Infinite

Destellos morados


Todos los árboles morados (lilas) de la ciudad han florecido de la forma más escandalosa que recuerdo nunca, desproporcionada, casi furibunda, exageradísima. En casa sólo he podido encontrar el pilot morado (lila); ni el pilot negro, ni los bics negros, ninguno. En casa de mis padres, todos los bolígrafos son azules y uno verde.

Mejor morado.

Y la única prenda de abrigo, por si acaso falla la variación de 10 grados centígrados, es una rebeca muy antigua, llena de pelotillas lilas.

Igual que las paredes de mi habitación deshabitada, porque no se consintió un morado oscuro.

Y la no-existencia ahora de un antiguo blog, de plantilla blanca y minimalista como este, que se llamaba El árbol morado, en honor de ese artefacto vegetal cuyo nombre desconozco pero que reconocería (y olería, porque huele, y muy mal) en cualquier parte. 

Y la única camiseta de tirantillas que he traído también es lila.

Pero en el origen todo era morado. Oscuro, berenjena, nazareno. Y ahora es claro, de manera insistente, casi insultante. El lila puede acercarse peligrosamente al rosa, y no hay color que más odie en el mundo que el rosa-ñoño. Si colgara de un barranco y mi única salvación fuera una cuerda rosa, ni la tocaría.

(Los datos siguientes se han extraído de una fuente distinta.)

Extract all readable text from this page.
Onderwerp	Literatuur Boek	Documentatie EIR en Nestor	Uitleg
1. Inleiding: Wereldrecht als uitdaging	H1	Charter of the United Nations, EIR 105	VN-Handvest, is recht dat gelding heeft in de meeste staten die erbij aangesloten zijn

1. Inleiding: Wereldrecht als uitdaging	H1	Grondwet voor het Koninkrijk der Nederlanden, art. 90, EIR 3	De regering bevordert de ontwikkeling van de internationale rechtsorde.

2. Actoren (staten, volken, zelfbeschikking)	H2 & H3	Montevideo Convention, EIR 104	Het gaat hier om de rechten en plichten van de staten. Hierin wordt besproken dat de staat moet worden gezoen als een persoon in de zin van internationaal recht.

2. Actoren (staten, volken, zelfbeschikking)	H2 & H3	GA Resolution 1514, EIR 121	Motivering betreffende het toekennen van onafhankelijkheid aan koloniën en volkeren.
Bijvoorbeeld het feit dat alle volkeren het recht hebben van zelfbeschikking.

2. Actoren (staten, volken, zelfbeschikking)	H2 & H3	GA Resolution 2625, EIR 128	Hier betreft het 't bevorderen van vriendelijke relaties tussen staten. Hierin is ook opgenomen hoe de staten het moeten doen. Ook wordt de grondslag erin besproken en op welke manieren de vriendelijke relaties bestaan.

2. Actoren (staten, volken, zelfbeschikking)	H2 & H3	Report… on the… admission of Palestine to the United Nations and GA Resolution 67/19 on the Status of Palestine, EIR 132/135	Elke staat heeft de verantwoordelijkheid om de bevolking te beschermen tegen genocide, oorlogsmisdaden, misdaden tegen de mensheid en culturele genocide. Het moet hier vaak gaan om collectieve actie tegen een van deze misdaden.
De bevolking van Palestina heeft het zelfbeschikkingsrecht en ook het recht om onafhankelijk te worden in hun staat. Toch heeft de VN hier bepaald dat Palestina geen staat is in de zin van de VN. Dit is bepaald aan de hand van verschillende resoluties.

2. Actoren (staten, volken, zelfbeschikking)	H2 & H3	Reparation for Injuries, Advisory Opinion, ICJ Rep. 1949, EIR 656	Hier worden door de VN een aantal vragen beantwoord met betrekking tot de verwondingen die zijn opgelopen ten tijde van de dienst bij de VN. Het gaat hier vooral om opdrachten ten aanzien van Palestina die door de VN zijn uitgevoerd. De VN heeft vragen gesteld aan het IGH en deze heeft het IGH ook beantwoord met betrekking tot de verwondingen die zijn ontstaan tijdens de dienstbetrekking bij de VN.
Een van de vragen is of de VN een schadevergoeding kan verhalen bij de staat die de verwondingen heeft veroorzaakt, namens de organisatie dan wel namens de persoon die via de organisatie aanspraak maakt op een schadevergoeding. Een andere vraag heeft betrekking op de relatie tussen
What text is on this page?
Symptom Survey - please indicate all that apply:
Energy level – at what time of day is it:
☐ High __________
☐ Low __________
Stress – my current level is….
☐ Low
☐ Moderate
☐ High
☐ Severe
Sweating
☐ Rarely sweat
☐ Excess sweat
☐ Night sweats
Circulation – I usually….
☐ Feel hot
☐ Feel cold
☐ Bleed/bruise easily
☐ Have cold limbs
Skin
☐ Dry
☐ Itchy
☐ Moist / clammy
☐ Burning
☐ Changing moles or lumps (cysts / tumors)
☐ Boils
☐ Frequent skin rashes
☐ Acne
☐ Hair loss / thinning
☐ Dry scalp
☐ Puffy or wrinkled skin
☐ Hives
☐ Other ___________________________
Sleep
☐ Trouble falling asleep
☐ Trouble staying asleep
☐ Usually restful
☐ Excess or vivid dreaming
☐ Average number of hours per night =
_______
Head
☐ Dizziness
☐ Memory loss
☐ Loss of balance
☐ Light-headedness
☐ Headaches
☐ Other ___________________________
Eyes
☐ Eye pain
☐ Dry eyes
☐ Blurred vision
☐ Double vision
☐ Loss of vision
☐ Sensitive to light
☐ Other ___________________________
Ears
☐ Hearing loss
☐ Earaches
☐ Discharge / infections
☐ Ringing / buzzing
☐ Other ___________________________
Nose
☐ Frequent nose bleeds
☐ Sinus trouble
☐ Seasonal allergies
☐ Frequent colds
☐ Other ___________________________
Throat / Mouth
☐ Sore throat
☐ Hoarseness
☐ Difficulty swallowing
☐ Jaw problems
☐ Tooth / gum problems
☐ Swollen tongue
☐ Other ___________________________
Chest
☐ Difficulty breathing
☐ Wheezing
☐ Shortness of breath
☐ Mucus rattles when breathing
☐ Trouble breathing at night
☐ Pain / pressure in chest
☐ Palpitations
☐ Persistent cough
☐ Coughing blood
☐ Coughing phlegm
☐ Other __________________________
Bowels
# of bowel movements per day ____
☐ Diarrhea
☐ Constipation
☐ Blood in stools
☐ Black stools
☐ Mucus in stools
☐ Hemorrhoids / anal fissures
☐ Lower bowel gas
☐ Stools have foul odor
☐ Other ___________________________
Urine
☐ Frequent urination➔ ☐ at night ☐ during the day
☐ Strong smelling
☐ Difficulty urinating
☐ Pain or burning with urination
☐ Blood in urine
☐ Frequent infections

Paseo por un ambiente de lila ubicuo con la única resistencia del viejo vestido morado. En un vistazo fugitivo al pequeño televisor de la cocina, mientras la conversación y el trasiego de loza llena el ambiente, hay una política que dice algo (sin volumen) a un ramillete de micrófonos ansiosos. Su pelo, corto, es morado también, oscuro.

En un cajón sobrevive la vieja pasta capilar, comprada en los puestos de los hippies. Hace mucho que los sacaron de la Alameda y los lanzaron a la explanada de la Estación. Pasta, o tinte, de nombre Purple - Morado berenjena, cada verano con menos cantidad por la militancia de color.


 
Casi es una herejía, porque no se acerca tampoco al morado-vino, o magenta oscuro, o púrpura, según la oficialidad.

Cuando intento sentarme en el avión, una compatriota ha colocado a su hijo de 7 años en el sitio que me corresponde, la ventanilla. Se lo cedo sin problemas porque es la primera vez que va en avión y el chiquillo quiere comentarlo todo. También es la primera vez que utilizo un baño de avión; y la primera vez para algunos chavales del nutrido grupo de instituto, de excursión vacacional, que arman jaleo de aplausos, gritos y una ola futbolera incluída cuando el aparato se levanta del suelo. Hacen sonreír a todo el pasaje, también al estirado ejecutivo de chaqueta que manejaba una Blackberry del mismo modelo y color que la mía. 

Mira, mamá, un boli lila, dice al rato, cuando mi ladrón de asiento se ha cansado de ver todo azul.

El piloto se llama Antonio Bernard y se presenta cuando ya descendemos para tomar tierra. Que hemos llegado con diez minutos de adelanto. Menudo viento de cola. La escala, el siguiente avión, con toda la tranquilidad del mundo. Que nos sobrará tiempo, incluso.

Se puede escribir en cualquier parte, no hace falta estar aquí, ha dicho, con la luna llena alumbrando desde el oeste la carretera hacia el aeropuerto. 

En el siguiente avión, por fin, se me olvida el lila que lo llenaba todo y ahora se convierte en un verde chillón, fluorescente. El contraste en apenas unas horas. Ese contraste que tanto me suena. Ese. Que existe ahí fuera.


En el origen, todo era morado. Ahora es claro.